Dix millions, et après?

Billet d’humeur — 28 mai 2026
À deux semaines et demie du 14 juin, la Suisse retient son souffle pour un chiffre rond: dix millions. L’initiative de l’UDC, «Pas de Suisse à 10 millions!», veut graver dans la Constitution un plafond de population résidente permanente, à atteindre d’ici 2050, avec un signal d’alarme dès 9,5 millions. Nous sommes aujourd’hui autour de 9,1 millions. Autant dire que le compteur tourne, et que la question n’a rien d’abstraite.
Ce qui frappe, c’est l’égalité parfaite. Les premiers sondages donnent les deux camps au coude-à-coude — 47 contre 47 selon la SSR, une courte avance du oui chez Tamedia. On a connu des votations gagnées d’avance et des soirées sans suspense. Celle-ci n’en sera pas une.
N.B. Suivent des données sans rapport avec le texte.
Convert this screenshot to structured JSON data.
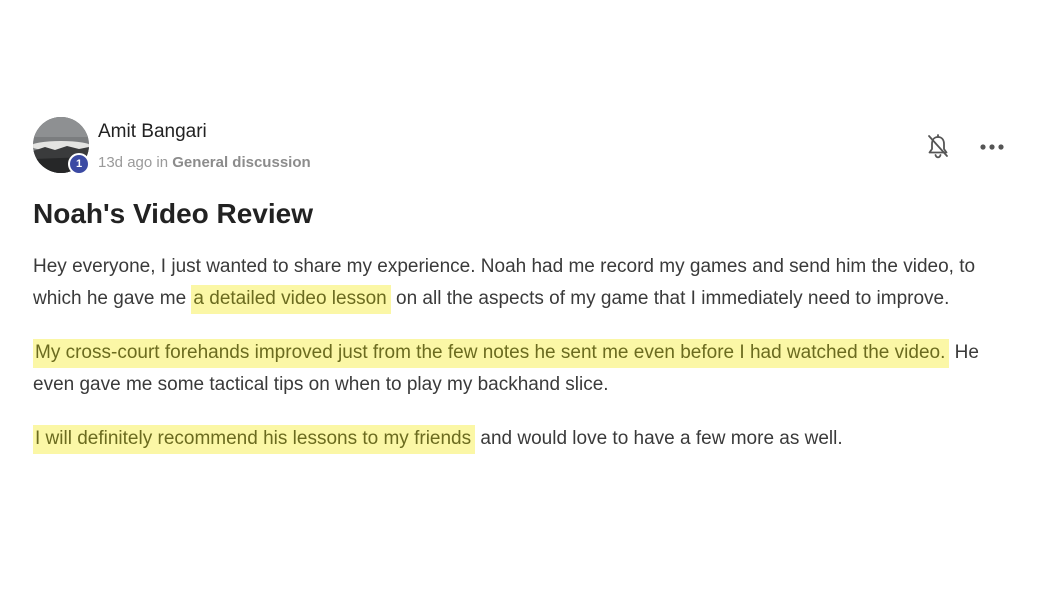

La clé, comme souvent, est au centre de l’échiquier: ce sont les électeurs du PLR et du Centre qui feront pencher la balance, pas les convaincus des deux bords.
Le malaise est réel, et il serait malhonnête de le balayer. Loyers qui s’envolent, immeubles rachetés à prix d’or puis vidés de leurs locataires, terres qui se bétonnent, trains bondés. Beaucoup de gens ne votent pas contre l’étranger; ils votent contre le sentiment d’un pays qui se densifie plus vite qu’il ne se pense. C’est ce malaise que la droite économique, tétanisée à l’idée de fâcher Bruxelles, peine à entendre — et donc à désamorcer.
En face, l’argument est lourd lui aussi. Un plafond rigide obligerait tôt ou tard à dénoncer la libre circulation, et avec elle à fragiliser tout l’édifice des Bilatérales III, justement en cours de ratification. À Bruxelles, on observe en silence, par crainte d’être accusé d’ingérence, mais le message officieux est limpide: «cela n’aide pas». Notre économie — les soins, la construction, la restauration, l’agriculture — tient debout grâce à une main-d’œuvre qu’aucun décret ne fera apparaître par enchantement.
Voilà le vrai dilemme, et il n’a pas de réponse confortable. Peut-on vouloir freiner la croissance sans scier la branche sur laquelle repose notre prospérité? Peut-on défendre la libre circulation sans jamais répondre à ceux qui en subissent les effets concrets, loyer après loyer? Les deux camps ont une part de raison, et c’est précisément ce qui rend ce scrutin difficile.
On vote aussi, le même jour, sur le durcissement de l’accès au service civil. Sujet moins spectaculaire, mais révélateur: là aussi un Röstigraben se dessine, les Romands et les jeunes traînant les pieds derrière une réforme pensée pour renforcer l’armée. Comme quoi, d’un objet à l’autre, c’est souvent la même fracture qui réapparaît entre une Suisse alémanique plus disciplinée et une Romandie plus rétive.
Mon sentiment, à hauteur de citoyen vaudois? Méfions-nous des chiffres ronds. «Dix millions» sonne juste à l’oreille, comme tous les slogans qui tiennent en deux mots. Mais une Constitution n’est pas une affiche, et un plafond gravé dans le marbre engage des décennies qu’aucun sondage de printemps ne peut prévoir. Le vrai débat n’est pas «pour ou contre les étrangers» — c’est «quel pays voulons-nous habiter, et à quel prix». Sur cette question-là, aucun seuil automatique ne nous dispensera de réfléchir.
Rendez-vous aux urnes le 14. Et d’ici là, méfions-nous autant des peurs qu’on nous vend que des prospérités qu’on nous promet.